This is the latest installment in an ongoing series of offseason previews

2025 Season in a Nutshell

The Jets had a terrible year, even by Jets standards. That’s a lot like poop smelling especially bad, even by poop standards.

Coaching Situation

Aaron Glenn kept his job despite belligerent, almost willful mismanagement and ineptitude. Or perhaps he kept his job because of belligerent, almost willful mismanagement and ineptitude. Woody Johnson loves that sort of leadership.

Frank Reich replaces Tanner Engstrand (now with the Falcons) as offensive coordinator. Reich hasn’t had an original idea since The Philly Special, which was in no way his idea.

Wink Martindale interviewed twice for the defensive coordinator job but ultimately declined it. ESPN’s Rich Cimini reports that Johnson ordered Glenn to run the defensive himself rather than turning control over to one of the NFL’s most respected coordinators. I love the idea of Woody Johnson, the 78-year old great-grandson of a cottonball magnate who dabbles as a weaksauce political power-broker, having strong opinions about how an NFL defense is installed: it’s hilariously on-brand. Anyway, someone named Brian Duker (a Glenn assistant from Detroit) appeared at the last minute and snatched the job.

Glenn and Reich are the sort of coaching staff you keep around so you have people to fire in November.

Quarterback Situation

Justin Fields suffered a mysterious practice injury in November and was placed on double-secret probation. Tyrod Taylor faked his own death to escape the field in early December. Brady Cook hung a “Closed” sign on the door and spent the final weeks of the season shooing customers away. None of these quarterbacks are in the Jets’, or anyone else’s, future plans.

Reich’s return raises the specter of Carson Wentz. Don’t hate me for being the bearer of bad news, follks.

State of the Roster

Everyone you could possibly care about was either traded (Sauce Gardner, Quinnen Williams) or was inactive (Garrett Wilson, Breece Hall) by the end of the season.

Hall is a free agent. Young tackles Olumuyiwa Fashanu and Armand Membou are solid. Isaiah Williams is an ace return man. There are some other decent players scattered around.

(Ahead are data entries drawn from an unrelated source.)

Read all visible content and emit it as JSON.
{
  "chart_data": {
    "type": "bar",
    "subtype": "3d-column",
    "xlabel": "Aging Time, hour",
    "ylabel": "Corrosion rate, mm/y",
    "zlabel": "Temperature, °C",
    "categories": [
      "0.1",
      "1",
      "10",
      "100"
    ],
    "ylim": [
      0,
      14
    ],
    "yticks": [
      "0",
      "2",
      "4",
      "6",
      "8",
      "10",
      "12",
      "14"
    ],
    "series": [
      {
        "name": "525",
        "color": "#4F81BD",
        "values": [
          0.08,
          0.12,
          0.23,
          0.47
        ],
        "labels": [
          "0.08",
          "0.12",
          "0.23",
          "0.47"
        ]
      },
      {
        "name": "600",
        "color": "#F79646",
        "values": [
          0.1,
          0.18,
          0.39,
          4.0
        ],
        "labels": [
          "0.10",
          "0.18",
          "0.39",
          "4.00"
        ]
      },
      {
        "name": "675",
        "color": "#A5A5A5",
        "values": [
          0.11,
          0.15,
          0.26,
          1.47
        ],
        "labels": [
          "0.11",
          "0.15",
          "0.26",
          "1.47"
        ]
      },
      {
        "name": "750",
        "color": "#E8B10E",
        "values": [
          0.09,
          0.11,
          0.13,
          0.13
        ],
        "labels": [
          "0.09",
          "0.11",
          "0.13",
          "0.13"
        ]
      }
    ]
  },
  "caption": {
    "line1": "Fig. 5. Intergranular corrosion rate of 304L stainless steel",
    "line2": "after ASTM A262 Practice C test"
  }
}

If this soup were any thinner it would be distilled water.

Cap and Draft Stuff

The Jets possess extra first- and second-round draft picks in the 2026 draft thanks to their various trades; they are scheduled to select 2nd, 16th, 33rd and 44th in the first two rounds. History tells us that the Jets will select Alabama quarterback Ty Simpson with the second pick this year, then draft another quarterback with the second pick in about three years.

The Jets also have $80 million in cap space and will make a little more by cutting Fields. So pencil those A+ offseason grades in the books now! Maybe the Jets can host an A+ Offseason Grades Parade around Florham Park!

One Thing the Jets Should Do

Re-sign Alijah Vera-Tucker, who missed all of 2025 with a triceps injury. Vera-Tucker is the only Jets first or second round pick from before 2022 currently on the roster. It’s hard to excited about a team’s future draft picks when their past draft picks rarely stick around through their fourth seasons. Also, a Vera-Tucker/Fashanu/Membou offensive line would be the strength of the roster, besides perhaps the punt return unit.

In Summary

The Jets are the male loneliness epidemic in football form. They are no longer even pretending to try to remain competitive. They plan to just goon around with their mock draft simulators for the next two years. It’s Moneyball, but for anti-intellectuals. It’s almost too pathetic to be funny.

So yes, award the Jets A-plus grades when they overspend on some big names and draft a pair of blue chips. The franchise’s GPA is 0.0 right now. Acing some easy quizzes isn’t going to get them to pass.